Sonra kent merkezine iniyoruz, yemek için bir yer arıyoruz, bulduğumuz yer Burger King. Ne muhteşem yer ama… Böylece bugün de bir “Endülis Yemeği” yiyemedik…

Dönüş zamanı.
Bu kez Malaga üzeri dönmek istiyoruz. Gelirken Jerez üzeri gelmiştik… Yol yaklaşık olarak aynı ama Malaga üzeri daha rahat geldik sanırım, bunda paralı otobanların rolü olabilir . Tarifa’yı geçtikten sonra karanlık çökmüştü artık. Güneş yeni batmış, gökyüzü muhteşem görüntüler sunuyor; mavi, mor, kızılımsı renk cümbüşü birbirine karışmış. Karanlığın içinde birden önümüze Rüzgar Güllerinin siluetleri çıkıyor.

İnanılmaz bir görüntü..
Ve biz eve doğru yaklaşıyor…

Ergün hızın artırıyor…

27 Mayıs

Bugünkü gezi durağımız Sevilla olacak; Don Quichot’un şehri…

Sevilla, İspanya’nın güneyindeki Endülüs özerk bölgesinde yer alan Sevilla ilinin başkentidir.

Şehir, bir ortaçağ kalesi olan Alcázar ve eski bir caminin yerine inşa edilen dünyanın en büyük Katedralinde biri olan Catedral de Santa María de la Sede gibi tarihi yerleriyle tanınmaktadır.

Flamenko dans gösterileri ve canlı festival kültürüyle, özellikle de şehrin koruyucu azizi Maria de la Sede onuruna düzenlenen Nisan kutlamalarıyla ünlüdür.

Ayrıca tarihi Santa Cruz bölgesini ve María Luisa Parkı’nı da ziyaret edilebilir.

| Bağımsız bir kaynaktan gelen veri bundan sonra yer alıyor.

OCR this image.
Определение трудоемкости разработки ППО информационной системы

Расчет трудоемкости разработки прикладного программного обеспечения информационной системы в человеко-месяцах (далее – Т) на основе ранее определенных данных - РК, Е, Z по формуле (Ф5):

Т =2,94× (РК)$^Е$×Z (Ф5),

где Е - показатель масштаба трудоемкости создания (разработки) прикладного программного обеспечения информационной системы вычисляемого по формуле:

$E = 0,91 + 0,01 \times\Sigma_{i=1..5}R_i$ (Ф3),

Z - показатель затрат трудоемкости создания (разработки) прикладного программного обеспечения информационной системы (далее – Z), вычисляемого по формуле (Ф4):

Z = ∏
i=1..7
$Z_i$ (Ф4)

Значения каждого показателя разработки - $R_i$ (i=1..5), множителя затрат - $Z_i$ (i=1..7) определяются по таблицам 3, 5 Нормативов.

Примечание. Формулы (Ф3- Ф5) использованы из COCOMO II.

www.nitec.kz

Geleneksel Endülüs mutfağının tadını çıkarabileceğiniz birçok iyi restoran bulunmaktadır.

28 Mayıs

“Su atma” haplarımı aksatıyorum, geç aldım, sabaha kadar üç dört defa tuvalete gittim…Sabah geç uyanıyorum. Kahvaltıdan sonra Gibralter (Cebeli Tarık) yolcusuyuz…

İki arabayla yola çıkıyoruz; Semra Hanım, Ozan, Güler ve ben ; Can, Damla, Dilara ve Gülsüm…
Kaç gündür devam eden fırtına bugün de devam ediyor…Yol boyu rüzgar enerjisinin Yel Değirmenleri güzel bir fotoğraf sunuyorlar…Yazık ki duramıyoruz…Şiddetli rüzgar arabayı sallıyor, yolculuk zorlaşıyor.

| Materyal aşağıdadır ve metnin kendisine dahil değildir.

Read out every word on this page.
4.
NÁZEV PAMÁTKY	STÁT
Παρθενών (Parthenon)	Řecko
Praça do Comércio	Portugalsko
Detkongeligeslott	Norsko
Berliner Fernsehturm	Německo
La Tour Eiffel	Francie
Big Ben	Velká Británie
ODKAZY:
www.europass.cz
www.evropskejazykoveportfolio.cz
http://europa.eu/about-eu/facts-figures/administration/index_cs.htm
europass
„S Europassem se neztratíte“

Gibralter Conil’e yaklaşık 80-85 km uzaklıkta…
Denize sıfır noktada , uzun bir sahil yapım halinde, bir liman, küçük bir liman kenti görünümünde. Uzakta yükselen küçük bir dağ… Akdeniz’e taraf olan yanı kaylarla örülmüş sanki…

Bu ada İngilizlerin denetiminde. İspanyol tarafını geçiyoruz. Fakat İngilizler Pasaportumuzu görünce durduruyorlar, vize almamız gerektiğini söylüyorlar, neyse ki benim için sürpriz değildi, yine de bir şansımız deneyelim demiştik…

Güler’le ikimiz kalıyoruz, diğerleri gidiyor…
Saat 15.05…
Güler’le sahile doğru yürüyoruz…
Rüzgarlı bir hava, Güler üşüyor, oyalamaya çalışıyorum…
Sahilde uzun uzun oturuyoruz, dalgaları seyrediyoruz.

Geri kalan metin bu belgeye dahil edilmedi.